Statutory Requirements - Perinatal Hepatitis B Prevention

This page provides a brief summary of the requirements related to perinatal hepatitis B infection. This summary is provided as a courtesy, but is in no way intended to supersede or take precedence over the official Texas regulations. Please refer to the full text of the relevant regulations for all matters bearing legal consequence.

Please refer to the Perinatal Hepatitis B Prevention Program Manual for additional statutory requirements and details.

Table of Contents

Diagnostic Testing During Pregnancy and Upon Delivery

Testing at First Examination

Providers that are permitted by law to care for a pregnant woman during gestation or at delivery of an infant shall perform hepatitis B serologic testing at the first prenatal visit and upon delivery of an infant. The test results from pregnancy shall be retained for nine months and the report delivered to any successor in the case.

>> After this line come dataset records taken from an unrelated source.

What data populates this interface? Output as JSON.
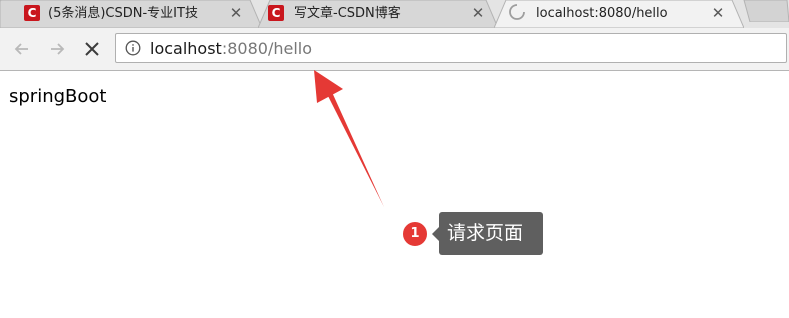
{
  "browser": {
    "tabs": [
      {
        "title": "(5条消息)CSDN-专业IT技",
        "favicon": "csdn-logo",
        "favicon_letter": "C",
        "active": false
      },
      {
        "title": "写文章-CSDN博客",
        "favicon": "csdn-logo",
        "favicon_letter": "C",
        "active": false
      },
      {
        "title": "localhost:8080/hello",
        "favicon": "loading-spinner",
        "active": true
      }
    ],
    "toolbar": {
      "back_icon": "back-arrow-icon",
      "forward_icon": "forward-arrow-icon",
      "stop_icon": "stop-x-icon",
      "address_icon": "info-circle-icon",
      "url_host": "localhost",
      "url_rest": ":8080/hello"
    }
  },
  "page": {
    "body_text": "springBoot"
  },
  "annotation": {
    "number": "1",
    "label": "请求页面",
    "arrow_color": "#e53935",
    "badge_color": "#e53935",
    "label_background": "#5f5f5f"
  },
  "colors": {
    "csdn_red": "#c9161d",
    "tabstrip_bg": "#e4e4e4",
    "active_tab_bg": "#f2f2f2",
    "inactive_tab_bg": "#d7d7d7"
  }
}
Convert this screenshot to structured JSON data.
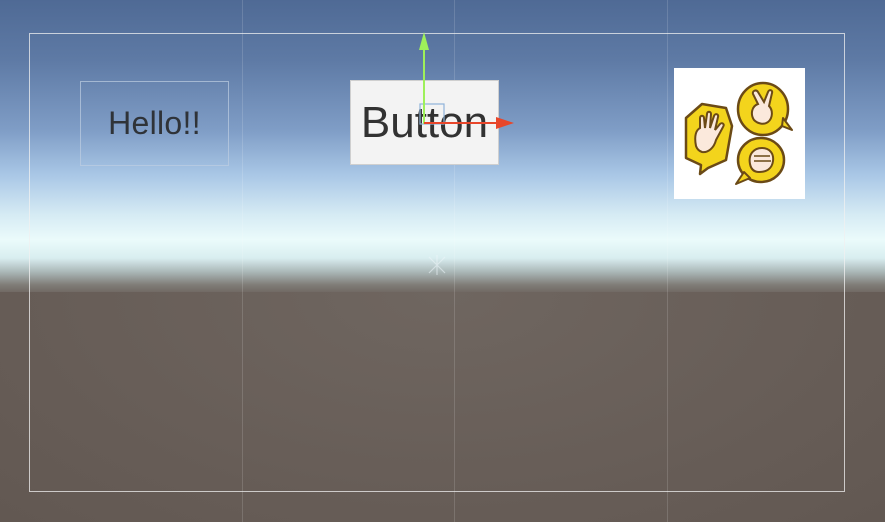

Distribution of Informational Materials at Time of Testing

Before the serologic sample is taken, the health care provider shall distribute to the patient printed materials about hepatitis B and document the distribution of these materials. If a screening test and a confirmatory test show that the woman is or may be infected with hepatitis B, the provider shall provide or make available to the woman disease-specific information on the disease diagnosed, including information relating to treatment, which must be in another language, if needed, and must be presented, as necessary, in a manner and in terms understandable to a person who may be illiterate if resources permit. Referral to an entity that provides treatment for hepatitis B is compliant.

Who is Required to Report

Physicians, advanced practice nurses, physician assistant, and persons permitted by law to attend a pregnant woman during gestation or at the delivery of an infant (such as midwives) are required to report to DSHS each patient who has or is suspected of having hepatitis B.

Any person who is in charge of a clinic laboratory in which a laboratory examination of any human specimen yields serologic evidence of a notifiable condition shall report as required. Failure to report a notifiable condition is a Class B misdemeanor under the Texas Health and Safety Code §81.049.

The Health Insurance Portability and Accountability Act (HIPAA) allows reporting without authorization for public health purposes and where required by law.

When a Report Must be Submitted

Hepatitis B (acute and chronic) identified prenatally or at delivery shall be reported no later than one week after a case or a suspected case is identified.

Perinatal Hepatitis B infections in infants 24 months of age and younger shall be reported within one working day of identification as a confirmed or suspected case.

Where to Report/Submit

All persons required by law to report shall report to the local health department (LHD) where the office, clinic, or hospital is located. If there is no LHD appointed for their jurisdiction, the report shall be sent to the DSHS Health Service Region (HSR).

General Control Measures for Notifiable Conditions

Control techniques including immunization, chemoprophylaxis, and other accepted measures shall be instituted as necessary to reduce morbidity and mortality.

Confidentiality of Reports

All individual case reports received by the health authority or DSHS are confidential records.

To implement disease control measures authorized by the Texas Administrative Code, it may be necessary for the health authority or DSHS to investigate public or private health records including patient medical records pertinent to the notifiable condition for the purpose of implementing disease control measures. This information shall be kept confidential.

Uses and Disclosures for Public Health Activities

A covered entity may disclose protected health information to a public health authority authorized by law for activities to prevent or control disease such as surveillance, investigations, and interventions.